On Monday, 7 January 1839, for example, the intense cold heralded snow, rain and wind which, during the night, blew into “a perfect hurricane”. The citizens of York rose early and witnessed a scene of destruction: tiles, slates, chimneys, spars, bricks, glass and spouts flew about the streets. The Minster sustained much damage; slates were blown from the north transept which almost uncovered the roof; and glass was lost from the Five Sisters window. To go out was physically dangerous but those who did crouched down and kept close to the sides of the buildings. An eight-year-old boy lost his life in St. Andrewgate when the roof collapsed onto his bed and a two-year-old boy was crushed to death at his home in Walmgate.
There was no loss of life in Bishopthorpe but the Palace grounds were reported to be a scene of desolation “difficult to describe”. The magnificent avenue of lime trees was badly damaged; a superb Huntingdon willow at the head of the fish pond was destroyed (“said to be the finest in the kingdom”); and many lofty trees including majestic elms and a larch were left with their roots in the air. The Palace itself was spared too much damage, but the bell turret on the gateway was hurled down and shattered. The village suffered lightly in comparison with the exception of the Archbishop’s hay shed; the circular pillars supporting it had “shivered to pieces”.

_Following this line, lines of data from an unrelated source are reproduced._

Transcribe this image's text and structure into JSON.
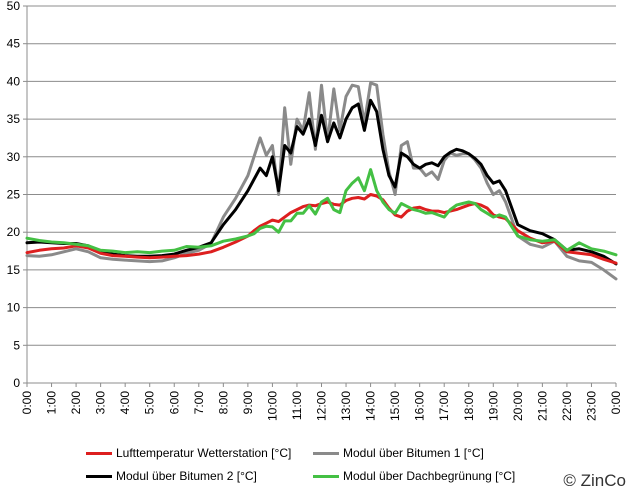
{
  "chart_data": {
    "type": "line",
    "ylim": [
      0,
      50
    ],
    "y_ticks": [
      "0",
      "5",
      "10",
      "15",
      "20",
      "25",
      "30",
      "35",
      "40",
      "45",
      "50"
    ],
    "x_ticks": [
      "0:00",
      "1:00",
      "2:00",
      "3:00",
      "4:00",
      "5:00",
      "6:00",
      "7:00",
      "8:00",
      "9:00",
      "10:00",
      "11:00",
      "12:00",
      "13:00",
      "14:00",
      "15:00",
      "16:00",
      "17:00",
      "18:00",
      "19:00",
      "20:00",
      "21:00",
      "22:00",
      "23:00",
      "0:00"
    ],
    "grid": "horizontal",
    "legend_position": "bottom",
    "x": [
      0,
      0.5,
      1,
      1.5,
      2,
      2.5,
      3,
      3.5,
      4,
      4.5,
      5,
      5.5,
      6,
      6.5,
      7,
      7.5,
      8,
      8.5,
      9,
      9.25,
      9.5,
      9.75,
      10,
      10.25,
      10.5,
      10.75,
      11,
      11.25,
      11.5,
      11.75,
      12,
      12.25,
      12.5,
      12.75,
      13,
      13.25,
      13.5,
      13.75,
      14,
      14.25,
      14.5,
      14.75,
      15,
      15.25,
      15.5,
      15.75,
      16,
      16.25,
      16.5,
      16.75,
      17,
      17.25,
      17.5,
      17.75,
      18,
      18.25,
      18.5,
      18.75,
      19,
      19.25,
      19.5,
      20,
      20.5,
      21,
      21.5,
      22,
      22.5,
      23,
      23.5,
      24
    ],
    "series": [
      {
        "name": "Lufttemperatur Wetterstation [°C]",
        "color": "#dd1f1f",
        "values": [
          17.3,
          17.6,
          17.8,
          17.9,
          18.2,
          17.9,
          17.2,
          16.9,
          16.8,
          16.7,
          16.6,
          16.7,
          16.8,
          16.9,
          17.1,
          17.4,
          18.0,
          18.7,
          19.5,
          20.2,
          20.8,
          21.2,
          21.6,
          21.4,
          22.0,
          22.6,
          23.0,
          23.4,
          23.6,
          23.5,
          23.8,
          24.0,
          23.7,
          23.6,
          24.2,
          24.5,
          24.6,
          24.4,
          25.0,
          24.8,
          24.3,
          23.2,
          22.3,
          22.0,
          22.8,
          23.2,
          23.3,
          23.0,
          22.8,
          22.8,
          22.6,
          22.8,
          23.0,
          23.3,
          23.6,
          23.8,
          23.6,
          23.2,
          22.3,
          22.0,
          21.8,
          20.2,
          19.2,
          18.6,
          18.8,
          17.4,
          17.2,
          17.0,
          16.4,
          15.9
        ]
      },
      {
        "name": "Modul über Bitumen 1 [°C]",
        "color": "#8a8a8a",
        "values": [
          16.9,
          16.8,
          17.0,
          17.4,
          17.8,
          17.4,
          16.6,
          16.4,
          16.3,
          16.2,
          16.1,
          16.2,
          16.6,
          17.2,
          17.6,
          18.5,
          22.0,
          24.5,
          27.5,
          30.0,
          32.5,
          30.2,
          31.5,
          25.0,
          36.5,
          29.0,
          35.0,
          33.5,
          38.5,
          31.0,
          39.5,
          32.0,
          39.0,
          33.5,
          38.0,
          39.5,
          39.3,
          34.5,
          39.8,
          39.5,
          33.0,
          28.0,
          25.0,
          31.5,
          32.0,
          28.5,
          28.5,
          27.5,
          28.0,
          27.0,
          29.5,
          30.5,
          30.2,
          30.4,
          30.4,
          29.6,
          28.5,
          26.5,
          25.0,
          25.5,
          24.0,
          19.5,
          18.4,
          18.0,
          18.8,
          16.8,
          16.2,
          16.0,
          15.0,
          13.8
        ]
      },
      {
        "name": "Modul über Bitumen 2 [°C]",
        "color": "#000000",
        "values": [
          18.6,
          18.7,
          18.6,
          18.5,
          18.5,
          18.2,
          17.3,
          17.1,
          16.9,
          16.8,
          16.8,
          16.9,
          17.1,
          17.6,
          18.0,
          18.6,
          21.0,
          23.0,
          25.5,
          27.0,
          28.5,
          27.5,
          30.0,
          25.5,
          31.5,
          30.5,
          34.0,
          33.0,
          35.0,
          31.5,
          35.5,
          32.0,
          34.5,
          32.5,
          35.0,
          36.5,
          37.0,
          33.5,
          37.5,
          36.0,
          31.0,
          27.5,
          26.0,
          30.5,
          30.0,
          29.0,
          28.5,
          29.0,
          29.2,
          28.8,
          30.0,
          30.6,
          31.0,
          30.8,
          30.4,
          29.8,
          29.0,
          27.5,
          26.5,
          26.8,
          25.5,
          21.0,
          20.2,
          19.8,
          19.0,
          17.6,
          17.8,
          17.4,
          16.8,
          15.8
        ]
      },
      {
        "name": "Modul über Dachbegrünung [°C]",
        "color": "#44c044",
        "values": [
          19.2,
          18.9,
          18.7,
          18.6,
          18.4,
          18.2,
          17.6,
          17.5,
          17.3,
          17.4,
          17.3,
          17.5,
          17.6,
          18.1,
          18.0,
          18.2,
          18.8,
          19.1,
          19.5,
          19.8,
          20.5,
          20.8,
          20.7,
          20.0,
          21.5,
          21.5,
          22.5,
          22.5,
          23.5,
          22.4,
          24.0,
          24.5,
          23.0,
          22.6,
          25.5,
          26.5,
          27.2,
          25.5,
          28.3,
          25.5,
          24.0,
          23.0,
          22.5,
          23.8,
          23.4,
          23.0,
          22.8,
          22.5,
          22.6,
          22.3,
          22.0,
          23.0,
          23.6,
          23.8,
          24.0,
          23.8,
          23.0,
          22.5,
          22.0,
          22.3,
          22.0,
          19.5,
          19.0,
          18.8,
          19.0,
          17.6,
          18.6,
          17.8,
          17.5,
          17.0
        ]
      }
    ],
    "legend": [
      "Lufttemperatur Wetterstation [°C]",
      "Modul über Bitumen 1 [°C]",
      "Modul über Bitumen 2 [°C]",
      "Modul über Dachbegrünung [°C]"
    ]
  },
  "copyright": "© ZinCo"
}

Just a few months earlier in September 1838 a terrific thunderstorm had shaken the neighbourhood. On that occasion, the atmosphere was sultry and close. The storm was so fierce that the horses pulling the mail coach near Tadcaster took fright causing the vehicle to swerve and overturn. A few minutes later, and within a hundred yards, a similar incident occurred with a stage coach full of passengers on its way to York. Fortunately no one was badly injured. Meanwhile, at Bishopthorpe, lightning struck the house of Mr. Horner, penetrating the roof, breaking windows, and singeing the hair of his child.
On an unseasonably cold Whit Monday in 1860, the livelihoods of many farmers and market gardeners were badly affected following a dreadful hurricane. Orchards in full bloom were stripped and vegetable crops ruined; recently clipped sheep were lost because of the piercing cold. Once again in Bishopthorpe, elm, birch and fir trees were levelled to the ground taking younger growth with them. The road to York became impassable while Mr. Smallwood’s plantation by the hauling path next to the Palace was “annihilated”.
These are just some examples of the high winds and storms that affected Victorian Bishopthorpe and York. Violent weather conditions, as reported in the weekly provincial newspapers, reveal appalling circumstances from which it must have taken a long time to recover. And remember – they did not have the ‘benefit’ of severe weather warnings and forecasts!
Leeds Intelligencer, Saturday, 1 September 1838, p8.
York Herald, Saturday, 12 January 1839, p4.
Yorkshire Gazette, Saturday, 2 June 1860, p4.
Yorkshire Herald, Saturday, 2 June 1860, p11.